BNL gets $224M infusion as part of Inflation Reduction Act

BNL gets $224M infusion as part of Inflation Reduction Act

Electrons, shown as red dots above, collide with an ion. Such a collision will reveal the internal structure of the quarks and gluons that are the building blocks of the proton and neutron. Image from BNL

National labs, including Brookhaven National Laboratory, received considerable additional funds as a part of the federal Inflation Reduction Act.

BNL, which will get an additional $224 million over a five-year period, will collect the additional funding from the Department of Energy’s Office of Science to support several projects designed

In a statement, Secretary of Energy Jennifer Granholm called the additional funds for energy-related research and support, which total $1.5 billion, “one of the largest ever investments in national laboratory infrastructure” and suggested that the effort would “develop advanced energy and manufacturing technologies we need to advance the frontiers of science and tackle tomorrow’s challenges.”

At BNL, the Electron-Ion Collider, an enormous project that will start construction in 2024 and should start running experiments in the early part of the next decade, will receive $105 million.

BNL is building the EIC in partnership with the Thomas Jefferson National Accelerator Facility in Virginia, which will also receive $33 million for work towards the new facility.

As its name suggests, the EIC will collide electrons and protons or heavier atomic nuclei and hopes to make numerous discoveries, including providing an understanding of how the energy from quarks and gluons provides the mass of a proton.

Additionally, the EIC will provide advances in health and medicine, national security, nuclear energy, radioisotope production and industrial uses in particle beams. Research on the technologies that will become a part of the EIC will advance the development of magnets and other particle accelerator parts. These advances could lead to energy efficient accelerators, shrinking the size and costs of future accelerators, which could attack cancer cells, design solar cells and batteries and develop drugs and medical treatments.

While the additional funds will help advance the development of the EIC, the total cost is considerably higher, at an estimated $1.7 billion to $2.8 billion.

Beamlines

Additionally, the Office of Science will provide $18.5 million to speed the creation of three new beamlines at the National Synchrotron Light Source II.

The NSLS II already has a host of beamlines that enable researchers from around the world to study the structure of batteries as they are operating, catalysts that help tap into energy sources, and biologically active molecules that could play a role in understanding basic biochemistry or that could lead to the development of drugs.

The new beamlines, which, like others at the NSLS II, have three-letter abbreviations. The ARI will provide a complete picture of the electronic structure of a sample, particularly in connection with temperature, chemical, structural and atomic variation.

ARI will help understand and control the electronic structure of next generation quantum materials.

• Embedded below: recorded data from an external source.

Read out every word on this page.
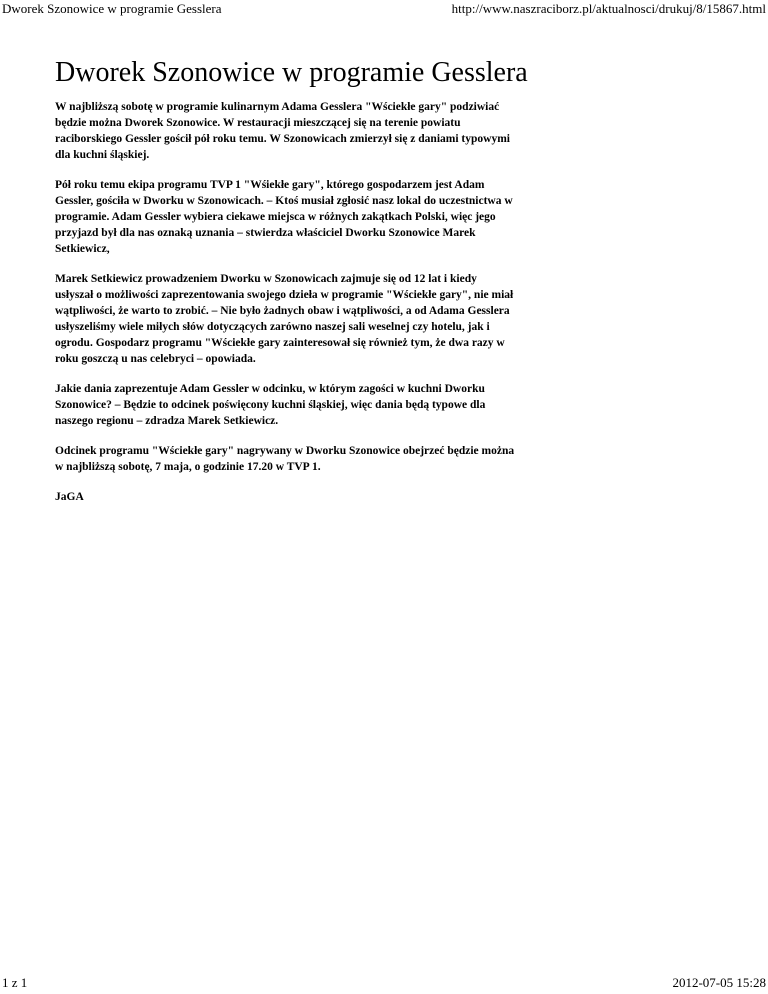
Dworek Szonowice w programie Gesslera	http://www.naszraciborz.pl/aktualnosci/drukuj/8/15867.html
Dworek Szonowice w programie Gesslera

W najbliższą sobotę w programie kulinarnym Adama Gesslera "Wściekłe gary" podziwiać będzie można Dworek Szonowice. W restauracji mieszczącej się na terenie powiatu raciborskiego Gessler gościł pół roku temu. W Szonowicach zmierzył się z daniami typowymi dla kuchni śląskiej.

Pół roku temu ekipa programu TVP 1 "Wśiekłe gary", którego gospodarzem jest Adam Gessler, gościła w Dworku w Szonowicach. – Ktoś musiał zgłosić nasz lokal do uczestnictwa w programie. Adam Gessler wybiera ciekawe miejsca w różnych zakątkach Polski, więc jego przyjazd był dla nas oznaką uznania – stwierdza właściciel Dworku Szonowice Marek Setkiewicz,

Marek Setkiewicz prowadzeniem Dworku w Szonowicach zajmuje się od 12 lat i kiedy usłyszał o możliwości zaprezentowania swojego dzieła w programie "Wściekłe gary", nie miał wątpliwości, że warto to zrobić. – Nie było żadnych obaw i wątpliwości, a od Adama Gesslera usłyszeliśmy wiele miłych słów dotyczących zarówno naszej sali weselnej czy hotelu, jak i ogrodu. Gospodarz programu "Wściekłe gary zainteresował się również tym, że dwa razy w roku goszczą u nas celebryci – opowiada.

Jakie dania zaprezentuje Adam Gessler w odcinku, w którym zagości w kuchni Dworku Szonowice? – Będzie to odcinek poświęcony kuchni śląskiej, więc dania będą typowe dla naszego regionu – zdradza Marek Setkiewicz.

Odcinek programu "Wściekłe gary" nagrywany w Dworku Szonowice obejrzeć będzie można w najbliższą sobotę, 7 maja, o godzinie 17.20 w TVP 1.

JaGA

1 z 1	2012-07-05 15:28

CDI, meanwhile, will explore the condensed matter macroscopic and microscopic physical properties of matter, including the solid and liquid phases that arise from electromagnetic forces between atoms. CDI is in its final stages of its design.

The SXN will provide element access from carbon to sulfur. The beamline will offer measurements of different signals, such as X-ray fluorescence and total electron yield absorption, which is important in catalysis, condensed matter physics and environmental science.

The DOE is also providing $20 million for five Nanoscale Science Research Centers. The Center for Functional Nanomaterials is leading the effort to revitalize the nanoscience infrastructure.

The funds will accelerate the acquisition, development and installation of five instruments, which will advance research in fuel cells, solar cells and other materials that are part of the country’s efforts to develop cleaner forms of energy.

A/C and Heating

BNL will receive $33 million to support an upgrade to the ATLAS detector at the Large Hadron Collider in Europe’s CERN laboratory. The upgrades will enable a high-energy particle detector to make use of increased particle collision rates.

The lab, which focuses on energy research, will also receive $14.5 million towards infrastructure improvements that will increase the efficiency in distributing electricity and heating and air conditioning in labs throughout the facility.

Finally, the lab will receive $1 million to develop instrumentation for a nuclear physics experiment that seeks to find neutrinoless double beta decay, which is led by the Lawrence Livermore National Laboratory.

BNL Lab Director Doon Gibbs described the funding as an investment in the nation’s innovation-based economy.

The funding will support “research with direct impact on the development of clean energy technologies as well as ground-breaking basic research in nuclear and high-energy physics — fields that could lay the foundation for future advances,” Gibbs said in a statement.